PLTS Atap Sudah Dibatasi Meski Baru Berkembang, Begini Kata BRIN



KONTAN.CO.ID - JAKARTA. Principal Engineering Reasercher Badan Riset dan Inovasi Nasional (BRIN) Andhika Prastawan menjelaskan,pertumbuhan PLTS Atap saat ini masih belum signifikan. Maka itu diperlukan kehati-hatian menciptakan peraturan yang melindungi keselamatan sistem tenaga listrik tetapi tidak secara dini menghambat pertumbuhan surya atap. 

Menurut Andhika, jika suatu pengembangan solar rooftop sebesar 1 GW atau lebih terkumpul di satu lokasi tentu akan berdampak pada sistem PLN. Namun saat ini pengembangan PLTS atap masih kurang dari 100 MW sehingga masih jauh dari dampak yang dikhawatirkan. Dia menilai masih ada ruang untuk PLTS Atap berkembang. 

“Saya mendukung PLN harus beroperasi maksimal, tetapi di sisi lain perkembangan energi surya juga harus diberikan kesempatan,” jelasnya dalam acara webinar Peluncuran Studi dan Alat Hitung Levelized Cost of Electricity (LCOE) Jumat (24/3). 


Baca Juga: Realisasi Pengadaan Pembangkit Energi Terbarukan PLN Capai 1,2 GW Per Maret 2023

Berdasarkan penelitian yang dilakukan BRIN, bila saja ada 1 GW listrik PLTS Atap tersebar ke seluruh sistem ketenagalistrikan, efek terhadap frekuensi, tegangan, dan sebagainya itu sangat minim bahkan tidak ada dampak. 

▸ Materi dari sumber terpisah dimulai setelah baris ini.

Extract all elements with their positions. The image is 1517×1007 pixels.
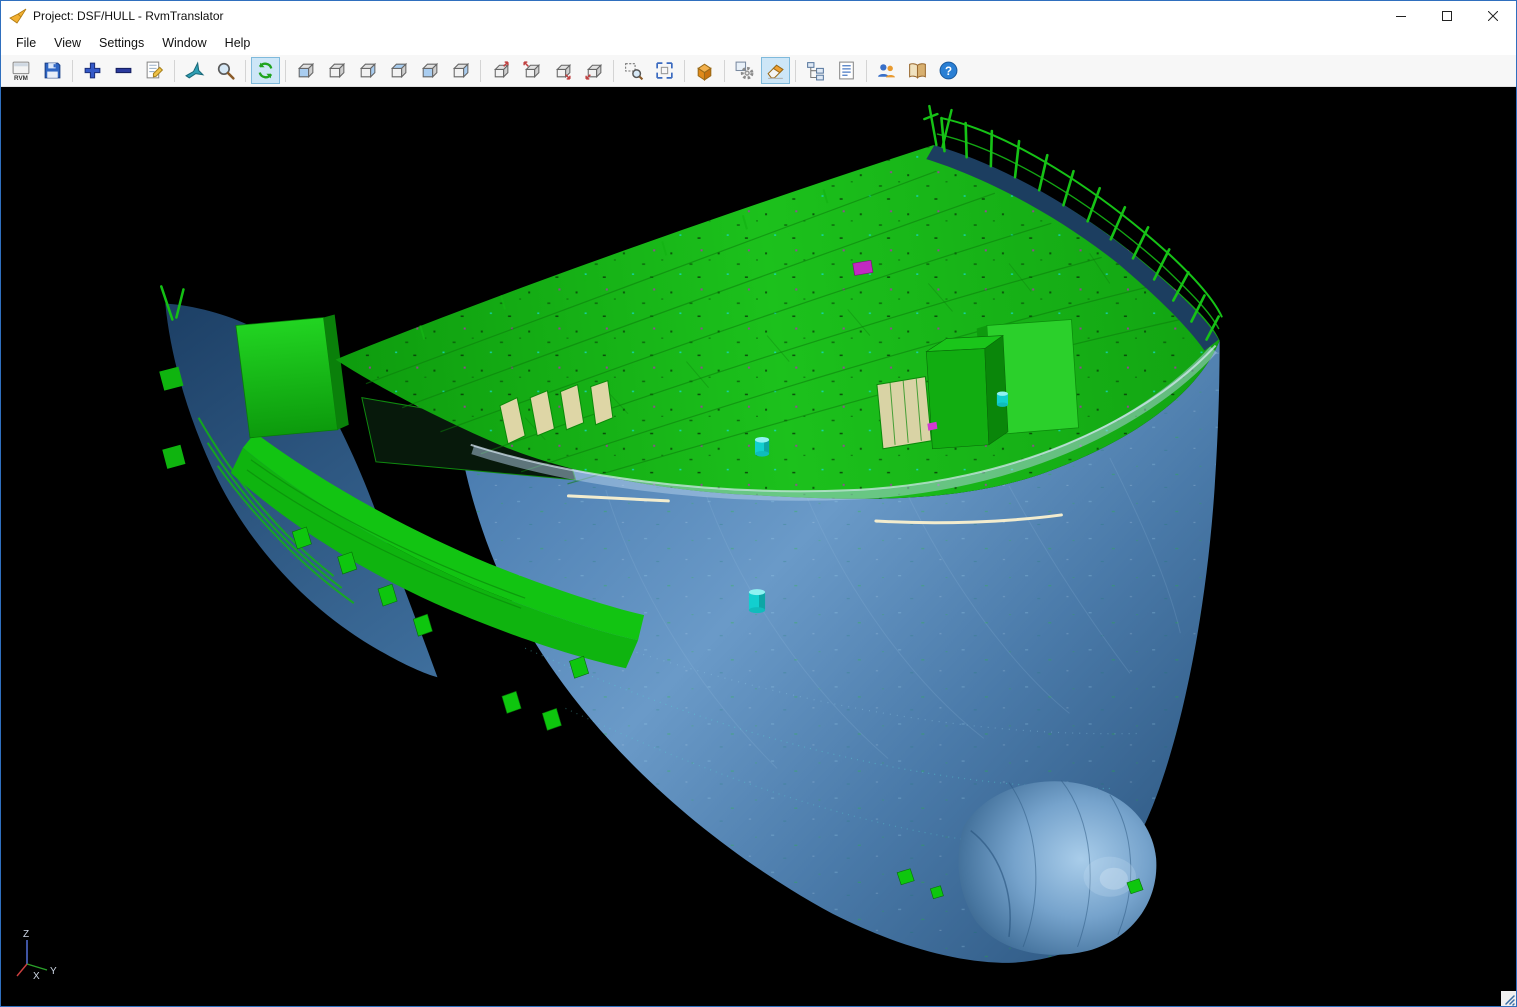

Di lain pihak, karena rooftop berada di pusat beban justru menguntungkan PLN, di mana rugi akan berkurang, tegangan di sisi beban menjadi baik, pembebanan trafo juga akan berkurang karena beban listrik (masyarakat pengguna listrik) mendayai diri sendiri sehingga arus transmisi besar itu berkurang. 

“Namun, Solar Rooftop ini jika tidak diatur secara makro akan menjalar ke sistem sehingga pengaturan implementasinya juga perlu diperhatikan,” tegasnya. 

Andhika menilai karena pertumbuhan PLTS Atap yang belum signifikan, persoalan ini bukan sekadar beban PLN sendiri tetapi juga menjadi tanggung jawab pemerintah untuk menciptakan suatu peraturan yang harmonis antara percepatan dan keselamatan operasional pembangkit.